Have you ever noticed that when you go looking for problems, more problems tend to appear?

It’s like peeling back the layers of an onion and chopping it. It’s never-ending and your eyes water in the process.

The same goes for conducting community needs assessments. When designed to identify the pressing needs of a community, they often focus on deficits, which doesn’t do much for community morale. Continuous focus on the problem increases the likelihood of seeing the problem everywhere. This isn’t to say that communities should turn a blind eye to what’s happening, but there’s something to be said about raising awareness of this practice, as it can immobilize communities to create change.

A while back, I wrote a blog post on asset mapping as a tool for community organizing and engagement. One reason why asset mapping and similar strengths-based tools are growing in popularity is due to an increasingly mindset shift away from solely deficits-based to identifying community strengths. Whereas deficits-based practices are problem-focused, needs driven, and questions what’s missing, strengths-based practices are opportunity-focused, strengths driven, and identifies what is currently available that can be built upon.

Today, let’s look at another strengths- based practice, appreciative inquiry.

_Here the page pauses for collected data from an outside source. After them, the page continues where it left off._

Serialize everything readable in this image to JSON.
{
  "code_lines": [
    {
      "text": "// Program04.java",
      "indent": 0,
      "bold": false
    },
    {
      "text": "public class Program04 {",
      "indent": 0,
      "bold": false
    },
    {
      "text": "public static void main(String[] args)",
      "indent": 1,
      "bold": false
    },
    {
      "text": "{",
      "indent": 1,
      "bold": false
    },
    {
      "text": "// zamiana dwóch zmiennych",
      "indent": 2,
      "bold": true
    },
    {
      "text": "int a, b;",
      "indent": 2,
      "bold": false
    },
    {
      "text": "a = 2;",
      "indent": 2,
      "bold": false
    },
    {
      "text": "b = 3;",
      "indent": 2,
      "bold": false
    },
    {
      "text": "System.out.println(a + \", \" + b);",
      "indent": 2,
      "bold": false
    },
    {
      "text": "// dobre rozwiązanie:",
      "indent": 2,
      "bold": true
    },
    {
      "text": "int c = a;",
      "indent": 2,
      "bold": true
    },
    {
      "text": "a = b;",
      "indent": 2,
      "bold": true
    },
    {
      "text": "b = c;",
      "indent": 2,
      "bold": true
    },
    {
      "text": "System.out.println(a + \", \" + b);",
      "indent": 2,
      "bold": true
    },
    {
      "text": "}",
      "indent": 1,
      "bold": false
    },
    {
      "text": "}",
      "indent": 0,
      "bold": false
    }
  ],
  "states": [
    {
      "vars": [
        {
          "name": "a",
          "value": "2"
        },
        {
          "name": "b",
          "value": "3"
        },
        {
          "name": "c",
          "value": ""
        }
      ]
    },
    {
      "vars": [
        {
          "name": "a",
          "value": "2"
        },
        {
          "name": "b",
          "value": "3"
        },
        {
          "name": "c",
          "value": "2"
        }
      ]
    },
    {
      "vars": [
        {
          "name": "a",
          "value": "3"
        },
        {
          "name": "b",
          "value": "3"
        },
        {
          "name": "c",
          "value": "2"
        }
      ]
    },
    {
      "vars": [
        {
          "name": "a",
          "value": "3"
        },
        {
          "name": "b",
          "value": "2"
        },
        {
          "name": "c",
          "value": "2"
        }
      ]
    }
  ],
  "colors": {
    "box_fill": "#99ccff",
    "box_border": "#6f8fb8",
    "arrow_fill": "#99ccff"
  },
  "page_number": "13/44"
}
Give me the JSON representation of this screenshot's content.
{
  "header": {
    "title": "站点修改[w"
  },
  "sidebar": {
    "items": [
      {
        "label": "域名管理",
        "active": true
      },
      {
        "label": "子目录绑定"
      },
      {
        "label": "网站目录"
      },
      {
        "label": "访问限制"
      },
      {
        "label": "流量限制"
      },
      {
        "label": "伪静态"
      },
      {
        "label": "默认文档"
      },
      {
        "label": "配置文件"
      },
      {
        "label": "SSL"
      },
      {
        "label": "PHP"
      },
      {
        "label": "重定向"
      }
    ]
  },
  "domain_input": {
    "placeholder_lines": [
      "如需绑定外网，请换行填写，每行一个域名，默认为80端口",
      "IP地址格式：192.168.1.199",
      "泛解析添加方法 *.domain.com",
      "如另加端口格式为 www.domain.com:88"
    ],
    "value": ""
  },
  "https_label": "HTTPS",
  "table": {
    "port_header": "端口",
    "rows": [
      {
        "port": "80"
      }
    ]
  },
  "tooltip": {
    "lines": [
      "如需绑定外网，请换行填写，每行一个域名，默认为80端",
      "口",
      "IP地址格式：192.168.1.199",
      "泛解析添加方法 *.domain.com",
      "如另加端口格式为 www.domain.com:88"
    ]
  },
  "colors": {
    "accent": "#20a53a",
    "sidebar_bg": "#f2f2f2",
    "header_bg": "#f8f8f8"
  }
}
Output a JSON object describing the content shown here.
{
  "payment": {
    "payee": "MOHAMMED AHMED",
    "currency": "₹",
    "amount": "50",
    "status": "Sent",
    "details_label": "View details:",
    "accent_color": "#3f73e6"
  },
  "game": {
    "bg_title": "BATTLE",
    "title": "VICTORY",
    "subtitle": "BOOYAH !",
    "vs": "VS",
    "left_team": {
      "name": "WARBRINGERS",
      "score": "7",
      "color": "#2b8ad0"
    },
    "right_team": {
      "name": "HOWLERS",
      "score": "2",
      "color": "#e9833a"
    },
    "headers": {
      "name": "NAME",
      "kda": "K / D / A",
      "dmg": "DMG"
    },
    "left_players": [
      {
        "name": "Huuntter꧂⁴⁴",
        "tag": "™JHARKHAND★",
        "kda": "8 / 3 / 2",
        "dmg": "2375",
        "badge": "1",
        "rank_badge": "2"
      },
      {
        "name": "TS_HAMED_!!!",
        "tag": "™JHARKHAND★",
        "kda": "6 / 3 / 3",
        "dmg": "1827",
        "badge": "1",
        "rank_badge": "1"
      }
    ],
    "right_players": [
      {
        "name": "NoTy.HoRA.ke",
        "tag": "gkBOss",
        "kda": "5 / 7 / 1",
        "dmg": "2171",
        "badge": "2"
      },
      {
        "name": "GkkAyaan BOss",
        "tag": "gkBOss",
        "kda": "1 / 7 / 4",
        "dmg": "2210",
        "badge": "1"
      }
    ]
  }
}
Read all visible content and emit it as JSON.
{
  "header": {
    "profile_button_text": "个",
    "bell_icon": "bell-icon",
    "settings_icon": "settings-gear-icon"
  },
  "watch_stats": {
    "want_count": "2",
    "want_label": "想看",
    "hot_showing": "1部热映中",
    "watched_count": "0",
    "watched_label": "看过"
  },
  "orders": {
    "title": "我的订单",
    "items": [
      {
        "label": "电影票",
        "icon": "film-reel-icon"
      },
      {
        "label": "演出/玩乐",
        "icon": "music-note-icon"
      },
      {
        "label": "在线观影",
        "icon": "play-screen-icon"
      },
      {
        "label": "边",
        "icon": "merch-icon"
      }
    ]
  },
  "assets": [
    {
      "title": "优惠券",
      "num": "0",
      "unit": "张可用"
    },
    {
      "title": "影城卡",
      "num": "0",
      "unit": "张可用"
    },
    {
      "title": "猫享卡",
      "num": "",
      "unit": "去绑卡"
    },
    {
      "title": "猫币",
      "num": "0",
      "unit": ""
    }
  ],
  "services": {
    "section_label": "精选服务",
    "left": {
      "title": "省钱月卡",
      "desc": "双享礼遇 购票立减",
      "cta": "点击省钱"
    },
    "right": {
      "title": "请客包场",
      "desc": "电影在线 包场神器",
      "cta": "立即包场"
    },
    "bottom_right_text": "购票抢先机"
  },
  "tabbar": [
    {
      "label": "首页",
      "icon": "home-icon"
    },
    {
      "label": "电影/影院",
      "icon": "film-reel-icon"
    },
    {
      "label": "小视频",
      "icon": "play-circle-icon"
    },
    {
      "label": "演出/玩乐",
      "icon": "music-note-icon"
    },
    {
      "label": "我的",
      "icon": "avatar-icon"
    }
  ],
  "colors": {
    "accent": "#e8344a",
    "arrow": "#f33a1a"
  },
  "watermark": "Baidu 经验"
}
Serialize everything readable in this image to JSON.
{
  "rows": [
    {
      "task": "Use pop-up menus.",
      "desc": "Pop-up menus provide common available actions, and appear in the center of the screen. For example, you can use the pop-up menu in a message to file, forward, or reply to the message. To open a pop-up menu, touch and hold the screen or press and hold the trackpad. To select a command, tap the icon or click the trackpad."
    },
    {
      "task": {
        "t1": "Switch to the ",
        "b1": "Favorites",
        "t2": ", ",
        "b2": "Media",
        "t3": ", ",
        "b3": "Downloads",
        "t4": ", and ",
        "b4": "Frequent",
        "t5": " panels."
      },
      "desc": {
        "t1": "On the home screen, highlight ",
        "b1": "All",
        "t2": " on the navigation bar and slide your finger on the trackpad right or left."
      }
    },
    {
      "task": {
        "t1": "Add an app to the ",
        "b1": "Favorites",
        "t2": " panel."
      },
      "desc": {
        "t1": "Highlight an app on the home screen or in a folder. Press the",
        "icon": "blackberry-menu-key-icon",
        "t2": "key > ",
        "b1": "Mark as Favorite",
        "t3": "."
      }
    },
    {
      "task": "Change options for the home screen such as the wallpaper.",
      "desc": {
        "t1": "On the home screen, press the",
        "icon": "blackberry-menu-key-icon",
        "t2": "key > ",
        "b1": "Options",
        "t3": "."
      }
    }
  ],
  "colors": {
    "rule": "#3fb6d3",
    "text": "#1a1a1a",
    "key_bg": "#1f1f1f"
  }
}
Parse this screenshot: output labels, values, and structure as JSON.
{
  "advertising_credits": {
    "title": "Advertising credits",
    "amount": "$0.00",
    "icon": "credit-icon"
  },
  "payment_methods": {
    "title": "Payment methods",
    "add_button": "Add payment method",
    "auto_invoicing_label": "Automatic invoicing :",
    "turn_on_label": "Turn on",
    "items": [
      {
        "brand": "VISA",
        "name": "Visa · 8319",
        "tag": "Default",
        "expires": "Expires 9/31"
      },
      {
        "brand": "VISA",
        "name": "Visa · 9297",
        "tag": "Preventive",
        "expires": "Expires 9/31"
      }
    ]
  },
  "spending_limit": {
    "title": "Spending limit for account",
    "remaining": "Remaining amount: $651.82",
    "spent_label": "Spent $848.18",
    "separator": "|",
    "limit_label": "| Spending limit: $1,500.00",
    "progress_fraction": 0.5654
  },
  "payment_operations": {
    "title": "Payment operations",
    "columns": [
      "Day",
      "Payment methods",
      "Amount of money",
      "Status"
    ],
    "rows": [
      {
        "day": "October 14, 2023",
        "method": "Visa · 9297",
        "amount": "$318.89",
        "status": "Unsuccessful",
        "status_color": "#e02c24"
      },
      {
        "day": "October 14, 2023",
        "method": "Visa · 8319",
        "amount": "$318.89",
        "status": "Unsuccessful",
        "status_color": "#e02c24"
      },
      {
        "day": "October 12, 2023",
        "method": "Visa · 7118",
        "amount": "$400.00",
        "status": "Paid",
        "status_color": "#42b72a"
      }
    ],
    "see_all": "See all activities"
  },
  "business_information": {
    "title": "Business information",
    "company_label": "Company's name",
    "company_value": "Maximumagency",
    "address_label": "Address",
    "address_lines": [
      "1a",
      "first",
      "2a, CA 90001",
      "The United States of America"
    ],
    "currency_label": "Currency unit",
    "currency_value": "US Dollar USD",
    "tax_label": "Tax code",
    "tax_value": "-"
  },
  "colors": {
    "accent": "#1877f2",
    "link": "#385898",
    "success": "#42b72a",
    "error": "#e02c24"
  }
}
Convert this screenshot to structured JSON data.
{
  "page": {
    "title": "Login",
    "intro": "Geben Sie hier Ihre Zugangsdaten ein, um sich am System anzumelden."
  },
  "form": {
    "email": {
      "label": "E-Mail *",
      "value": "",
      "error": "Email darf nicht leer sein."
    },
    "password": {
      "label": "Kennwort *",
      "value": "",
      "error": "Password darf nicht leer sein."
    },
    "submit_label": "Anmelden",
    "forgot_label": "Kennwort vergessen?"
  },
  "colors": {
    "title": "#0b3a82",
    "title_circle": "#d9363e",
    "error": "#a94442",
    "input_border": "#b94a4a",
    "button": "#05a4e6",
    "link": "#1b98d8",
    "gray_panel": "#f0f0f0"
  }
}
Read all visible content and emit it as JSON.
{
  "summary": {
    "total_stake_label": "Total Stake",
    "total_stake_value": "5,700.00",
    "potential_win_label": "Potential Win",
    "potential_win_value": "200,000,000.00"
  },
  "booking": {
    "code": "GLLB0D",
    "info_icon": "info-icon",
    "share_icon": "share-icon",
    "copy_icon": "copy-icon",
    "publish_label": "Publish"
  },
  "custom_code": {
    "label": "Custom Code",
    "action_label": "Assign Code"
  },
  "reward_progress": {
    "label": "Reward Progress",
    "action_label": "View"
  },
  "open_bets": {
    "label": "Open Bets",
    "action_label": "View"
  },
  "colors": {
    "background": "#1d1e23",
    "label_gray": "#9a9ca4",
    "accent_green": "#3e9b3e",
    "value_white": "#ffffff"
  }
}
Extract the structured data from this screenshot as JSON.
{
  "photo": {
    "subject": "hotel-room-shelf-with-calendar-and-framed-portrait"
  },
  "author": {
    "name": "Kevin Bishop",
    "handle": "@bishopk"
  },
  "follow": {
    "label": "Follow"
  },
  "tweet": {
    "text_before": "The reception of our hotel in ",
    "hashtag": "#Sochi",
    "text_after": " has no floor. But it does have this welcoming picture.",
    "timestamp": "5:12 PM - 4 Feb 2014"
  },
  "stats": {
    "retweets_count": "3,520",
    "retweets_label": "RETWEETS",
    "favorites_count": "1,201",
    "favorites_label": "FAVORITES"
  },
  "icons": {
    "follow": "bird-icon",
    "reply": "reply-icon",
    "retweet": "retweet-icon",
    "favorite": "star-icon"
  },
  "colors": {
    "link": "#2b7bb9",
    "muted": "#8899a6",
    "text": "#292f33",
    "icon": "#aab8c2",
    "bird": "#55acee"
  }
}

What’s appreciative inquiry?

Appreciative inquiry (AI) is strengths-based approach, developed by Dr. David Cooperrider in the 1980s. First used in organizational development and change, AI has helped institutions worldwide integrate the power of the strength-based approaches to multi-stakeholder innovation and collaborative design. It quickly gained ground in program evaluation following the 2006 release of Reframing Evaluation Through Appreciative Inquiry by Hallie Preskill and Tessie Catsambas.

AI focuses on identifying what is working well, analyzing why it is working well and then doing more of it. In other words, AI teaches us that an organization will grow in whichever direction that people in the organization focus their attention.

If this can be done in organizations, why not apply it to community change?